Other harassment is defined as verbal or physical conduct that denigrates or shows hostility or aversion toward an individual because of his/her race, color, gender, age, religion, national origin, sexual orientation, gender identity, marital status, disability, veteran status or any other characteristic protected by law, and that creates an intimidating, hostile or offensive environment. Some examples of such harassment are: using epithets or slurs; mocking, ridiculing or mimicking another’s culture, accent, appearance or customs; threatening, intimidating or engaging in hostile or offensive acts that focus on an individual’s race, color, gender, religion, national origin, sexual orientation, gender identity, marital status, disability, veteran status or any other characteristic protected by law, including stereotyping, jokes, or pranks. The above list of examples is not intended to be all-inclusive, and applies not only to physical and face-to-face interactions, but also to electronic communications such as voicemail, email, text messages, blogs, and social media.

Reporting Violations

Trout Unlimited strongly encourages the prompt reporting of all suspected violations of the law, TU policy or any provision in this code. As a volunteer, you should report violations immediately to the Vice President for Volunteer Operations or the General Counsel. If, at any time you feel it would be unreasonable to use this procedure to report a violation because of unusual or unique circumstances, TU encourages you to submit an anonymous & confidential report using the TU Ethics Hotline or discuss your concerns with the Chair of the Board of Trustees or any other member of the Board of Trustees.
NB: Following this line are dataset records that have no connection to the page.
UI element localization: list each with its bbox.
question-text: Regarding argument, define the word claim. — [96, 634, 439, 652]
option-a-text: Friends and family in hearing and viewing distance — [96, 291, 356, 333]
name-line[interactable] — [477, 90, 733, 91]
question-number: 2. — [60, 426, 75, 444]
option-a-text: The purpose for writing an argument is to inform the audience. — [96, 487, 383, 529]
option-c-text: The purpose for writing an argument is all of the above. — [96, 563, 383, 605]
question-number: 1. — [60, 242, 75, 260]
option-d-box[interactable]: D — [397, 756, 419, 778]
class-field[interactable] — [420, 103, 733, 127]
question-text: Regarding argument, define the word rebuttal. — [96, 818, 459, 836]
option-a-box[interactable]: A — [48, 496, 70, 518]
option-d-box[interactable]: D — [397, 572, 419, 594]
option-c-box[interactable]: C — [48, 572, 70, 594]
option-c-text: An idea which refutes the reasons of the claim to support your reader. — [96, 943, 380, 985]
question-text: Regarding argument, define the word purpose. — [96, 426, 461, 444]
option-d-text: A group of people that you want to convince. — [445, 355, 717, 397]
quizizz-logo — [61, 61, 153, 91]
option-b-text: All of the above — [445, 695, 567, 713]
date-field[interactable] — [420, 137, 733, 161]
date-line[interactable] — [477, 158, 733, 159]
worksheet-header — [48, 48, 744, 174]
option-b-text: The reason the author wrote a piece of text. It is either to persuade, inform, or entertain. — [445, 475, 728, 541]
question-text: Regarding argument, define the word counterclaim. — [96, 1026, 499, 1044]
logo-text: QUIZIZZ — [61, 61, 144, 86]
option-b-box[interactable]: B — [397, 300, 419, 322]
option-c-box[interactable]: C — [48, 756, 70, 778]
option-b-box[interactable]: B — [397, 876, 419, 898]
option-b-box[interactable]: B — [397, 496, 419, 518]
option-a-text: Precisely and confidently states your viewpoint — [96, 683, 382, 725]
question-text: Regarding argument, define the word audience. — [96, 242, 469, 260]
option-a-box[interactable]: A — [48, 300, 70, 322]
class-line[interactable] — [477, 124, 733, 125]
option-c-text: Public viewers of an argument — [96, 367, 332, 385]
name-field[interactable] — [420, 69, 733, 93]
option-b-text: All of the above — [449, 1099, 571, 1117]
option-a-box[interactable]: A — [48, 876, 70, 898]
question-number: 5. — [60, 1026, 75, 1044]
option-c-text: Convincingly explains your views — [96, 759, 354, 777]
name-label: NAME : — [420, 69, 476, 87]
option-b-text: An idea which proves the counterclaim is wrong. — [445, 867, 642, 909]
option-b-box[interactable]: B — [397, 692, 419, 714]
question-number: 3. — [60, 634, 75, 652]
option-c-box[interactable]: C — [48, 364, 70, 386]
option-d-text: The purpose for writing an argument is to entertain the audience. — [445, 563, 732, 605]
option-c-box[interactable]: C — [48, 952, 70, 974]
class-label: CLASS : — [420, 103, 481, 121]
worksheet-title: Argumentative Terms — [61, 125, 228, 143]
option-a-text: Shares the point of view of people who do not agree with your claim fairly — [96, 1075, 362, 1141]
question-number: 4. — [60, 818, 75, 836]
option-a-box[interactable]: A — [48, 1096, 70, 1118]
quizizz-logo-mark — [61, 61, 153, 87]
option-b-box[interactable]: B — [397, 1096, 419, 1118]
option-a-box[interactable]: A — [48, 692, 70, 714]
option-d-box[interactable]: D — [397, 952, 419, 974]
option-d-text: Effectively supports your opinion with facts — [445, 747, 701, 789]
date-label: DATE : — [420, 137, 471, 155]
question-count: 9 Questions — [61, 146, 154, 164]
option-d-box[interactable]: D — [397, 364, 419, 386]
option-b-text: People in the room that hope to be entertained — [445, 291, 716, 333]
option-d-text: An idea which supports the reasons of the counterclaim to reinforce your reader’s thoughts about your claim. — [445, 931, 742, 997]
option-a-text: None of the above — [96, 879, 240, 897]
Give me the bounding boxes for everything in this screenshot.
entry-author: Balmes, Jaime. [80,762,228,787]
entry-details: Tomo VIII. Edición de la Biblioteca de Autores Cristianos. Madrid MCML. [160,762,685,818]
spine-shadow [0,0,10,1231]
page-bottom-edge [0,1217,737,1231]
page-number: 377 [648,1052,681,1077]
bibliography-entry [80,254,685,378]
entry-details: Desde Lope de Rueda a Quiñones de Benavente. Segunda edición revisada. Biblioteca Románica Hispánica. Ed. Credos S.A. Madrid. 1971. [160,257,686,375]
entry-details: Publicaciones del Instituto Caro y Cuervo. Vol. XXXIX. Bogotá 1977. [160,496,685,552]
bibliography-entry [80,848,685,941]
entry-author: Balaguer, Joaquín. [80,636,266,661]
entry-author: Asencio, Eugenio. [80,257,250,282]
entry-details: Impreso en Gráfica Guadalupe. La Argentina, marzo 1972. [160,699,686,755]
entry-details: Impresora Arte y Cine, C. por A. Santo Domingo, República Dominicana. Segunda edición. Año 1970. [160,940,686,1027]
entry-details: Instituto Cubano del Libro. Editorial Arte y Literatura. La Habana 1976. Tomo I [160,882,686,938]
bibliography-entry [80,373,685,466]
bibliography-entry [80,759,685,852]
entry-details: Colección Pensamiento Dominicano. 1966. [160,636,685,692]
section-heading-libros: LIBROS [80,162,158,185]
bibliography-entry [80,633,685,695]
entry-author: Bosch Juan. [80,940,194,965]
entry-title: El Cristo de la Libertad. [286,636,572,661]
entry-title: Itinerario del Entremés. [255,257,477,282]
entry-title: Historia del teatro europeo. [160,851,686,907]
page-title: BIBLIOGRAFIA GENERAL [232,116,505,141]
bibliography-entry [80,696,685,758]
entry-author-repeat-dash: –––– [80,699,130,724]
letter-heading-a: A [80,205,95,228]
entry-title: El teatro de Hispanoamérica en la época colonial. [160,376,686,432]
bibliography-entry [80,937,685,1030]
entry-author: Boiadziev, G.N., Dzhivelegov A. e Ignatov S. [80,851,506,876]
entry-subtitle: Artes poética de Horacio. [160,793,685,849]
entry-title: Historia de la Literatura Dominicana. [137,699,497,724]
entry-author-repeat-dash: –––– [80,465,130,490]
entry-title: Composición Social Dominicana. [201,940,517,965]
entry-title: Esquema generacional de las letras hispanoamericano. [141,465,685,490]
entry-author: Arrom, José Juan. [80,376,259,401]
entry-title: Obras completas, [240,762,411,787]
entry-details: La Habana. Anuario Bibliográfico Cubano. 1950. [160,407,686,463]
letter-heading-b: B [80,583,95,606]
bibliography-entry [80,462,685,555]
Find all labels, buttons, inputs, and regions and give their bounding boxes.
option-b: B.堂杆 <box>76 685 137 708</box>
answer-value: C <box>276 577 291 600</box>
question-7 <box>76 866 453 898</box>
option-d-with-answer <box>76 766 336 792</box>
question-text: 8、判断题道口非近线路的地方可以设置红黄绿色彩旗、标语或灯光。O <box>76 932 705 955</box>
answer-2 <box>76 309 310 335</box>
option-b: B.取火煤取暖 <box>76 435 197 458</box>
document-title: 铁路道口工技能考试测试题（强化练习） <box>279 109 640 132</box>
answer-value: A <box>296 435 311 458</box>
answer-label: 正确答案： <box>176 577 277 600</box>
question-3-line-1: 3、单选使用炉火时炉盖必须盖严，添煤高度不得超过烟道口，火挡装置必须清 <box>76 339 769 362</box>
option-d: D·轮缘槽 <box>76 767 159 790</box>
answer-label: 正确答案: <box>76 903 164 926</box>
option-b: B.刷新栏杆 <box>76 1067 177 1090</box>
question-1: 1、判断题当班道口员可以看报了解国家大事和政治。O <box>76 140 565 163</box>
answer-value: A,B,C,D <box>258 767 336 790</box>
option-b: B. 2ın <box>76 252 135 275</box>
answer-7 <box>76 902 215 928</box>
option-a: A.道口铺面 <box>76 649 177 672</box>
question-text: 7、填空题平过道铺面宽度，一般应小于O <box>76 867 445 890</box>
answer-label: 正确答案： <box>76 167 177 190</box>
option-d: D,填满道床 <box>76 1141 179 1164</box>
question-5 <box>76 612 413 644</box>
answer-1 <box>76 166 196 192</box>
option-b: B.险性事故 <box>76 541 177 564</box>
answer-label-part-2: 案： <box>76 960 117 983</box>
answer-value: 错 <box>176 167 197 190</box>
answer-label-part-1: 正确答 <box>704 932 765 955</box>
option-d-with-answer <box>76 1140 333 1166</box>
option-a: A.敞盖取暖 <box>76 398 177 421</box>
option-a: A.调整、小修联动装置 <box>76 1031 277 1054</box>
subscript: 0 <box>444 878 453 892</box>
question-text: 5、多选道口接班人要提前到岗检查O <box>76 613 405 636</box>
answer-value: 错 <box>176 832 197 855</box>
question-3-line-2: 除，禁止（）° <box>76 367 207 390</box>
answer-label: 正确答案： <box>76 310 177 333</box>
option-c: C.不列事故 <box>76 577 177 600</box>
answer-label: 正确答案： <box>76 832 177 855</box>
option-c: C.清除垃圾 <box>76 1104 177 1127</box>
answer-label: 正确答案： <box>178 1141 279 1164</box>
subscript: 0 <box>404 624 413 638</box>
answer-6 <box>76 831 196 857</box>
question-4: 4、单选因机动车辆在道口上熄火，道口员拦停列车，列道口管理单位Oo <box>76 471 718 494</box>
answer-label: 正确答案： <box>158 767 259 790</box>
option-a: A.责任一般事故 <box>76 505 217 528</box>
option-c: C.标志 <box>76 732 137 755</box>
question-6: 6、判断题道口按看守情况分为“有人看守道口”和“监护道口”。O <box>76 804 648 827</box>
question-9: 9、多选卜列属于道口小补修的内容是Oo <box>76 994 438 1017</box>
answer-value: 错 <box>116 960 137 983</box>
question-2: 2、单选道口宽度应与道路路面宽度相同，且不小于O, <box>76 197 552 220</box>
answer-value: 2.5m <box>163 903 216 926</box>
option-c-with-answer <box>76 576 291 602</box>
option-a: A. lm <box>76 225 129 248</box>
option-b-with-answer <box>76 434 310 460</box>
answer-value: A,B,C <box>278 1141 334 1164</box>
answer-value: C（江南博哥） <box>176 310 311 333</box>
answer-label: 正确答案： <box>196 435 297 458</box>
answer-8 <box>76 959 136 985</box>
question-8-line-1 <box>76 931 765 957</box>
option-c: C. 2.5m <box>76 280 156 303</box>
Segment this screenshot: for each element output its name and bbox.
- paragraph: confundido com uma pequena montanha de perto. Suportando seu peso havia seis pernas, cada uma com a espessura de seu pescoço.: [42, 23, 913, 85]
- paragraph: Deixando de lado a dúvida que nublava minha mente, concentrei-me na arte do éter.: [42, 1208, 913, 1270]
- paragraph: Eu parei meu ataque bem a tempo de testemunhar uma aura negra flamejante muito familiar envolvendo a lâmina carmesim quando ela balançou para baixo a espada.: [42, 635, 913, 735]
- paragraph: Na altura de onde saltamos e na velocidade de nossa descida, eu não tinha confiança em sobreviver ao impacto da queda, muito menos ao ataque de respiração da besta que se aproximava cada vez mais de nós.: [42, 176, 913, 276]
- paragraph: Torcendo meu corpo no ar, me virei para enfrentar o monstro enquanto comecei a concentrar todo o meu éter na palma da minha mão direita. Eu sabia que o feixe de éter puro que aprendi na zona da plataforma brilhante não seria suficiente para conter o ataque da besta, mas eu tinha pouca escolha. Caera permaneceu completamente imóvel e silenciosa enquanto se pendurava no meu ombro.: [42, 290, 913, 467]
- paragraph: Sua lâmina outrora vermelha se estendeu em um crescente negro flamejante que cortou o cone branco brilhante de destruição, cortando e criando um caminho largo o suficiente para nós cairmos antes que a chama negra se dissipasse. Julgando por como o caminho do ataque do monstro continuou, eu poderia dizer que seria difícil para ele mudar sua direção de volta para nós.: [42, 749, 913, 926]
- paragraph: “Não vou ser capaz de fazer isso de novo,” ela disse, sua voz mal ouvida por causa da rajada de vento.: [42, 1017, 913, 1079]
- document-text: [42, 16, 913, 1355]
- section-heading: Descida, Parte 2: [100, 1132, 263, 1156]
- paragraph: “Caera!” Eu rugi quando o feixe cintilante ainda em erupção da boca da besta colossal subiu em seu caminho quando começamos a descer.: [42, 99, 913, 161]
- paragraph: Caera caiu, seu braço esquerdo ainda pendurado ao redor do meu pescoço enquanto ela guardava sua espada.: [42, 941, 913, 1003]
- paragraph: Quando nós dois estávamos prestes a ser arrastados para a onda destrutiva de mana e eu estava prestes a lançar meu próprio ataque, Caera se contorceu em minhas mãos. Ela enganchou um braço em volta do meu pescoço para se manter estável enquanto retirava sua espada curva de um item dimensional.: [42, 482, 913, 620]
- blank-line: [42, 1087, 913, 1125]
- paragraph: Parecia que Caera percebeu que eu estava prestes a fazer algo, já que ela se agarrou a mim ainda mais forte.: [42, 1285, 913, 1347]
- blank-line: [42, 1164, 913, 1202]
Upon completion of the investigation, appropriate remedial action will be taken which may include either referral to appropriate governmental authorities or expulsion as a member of the organization or both.

An individual who reports incidents that the individual, in good faith, believes to be violations of this policy, or who is involved in the investigation of harassment, will not be subject to reprisal or retaliation. Retaliation is a serious violation and should be reported immediately.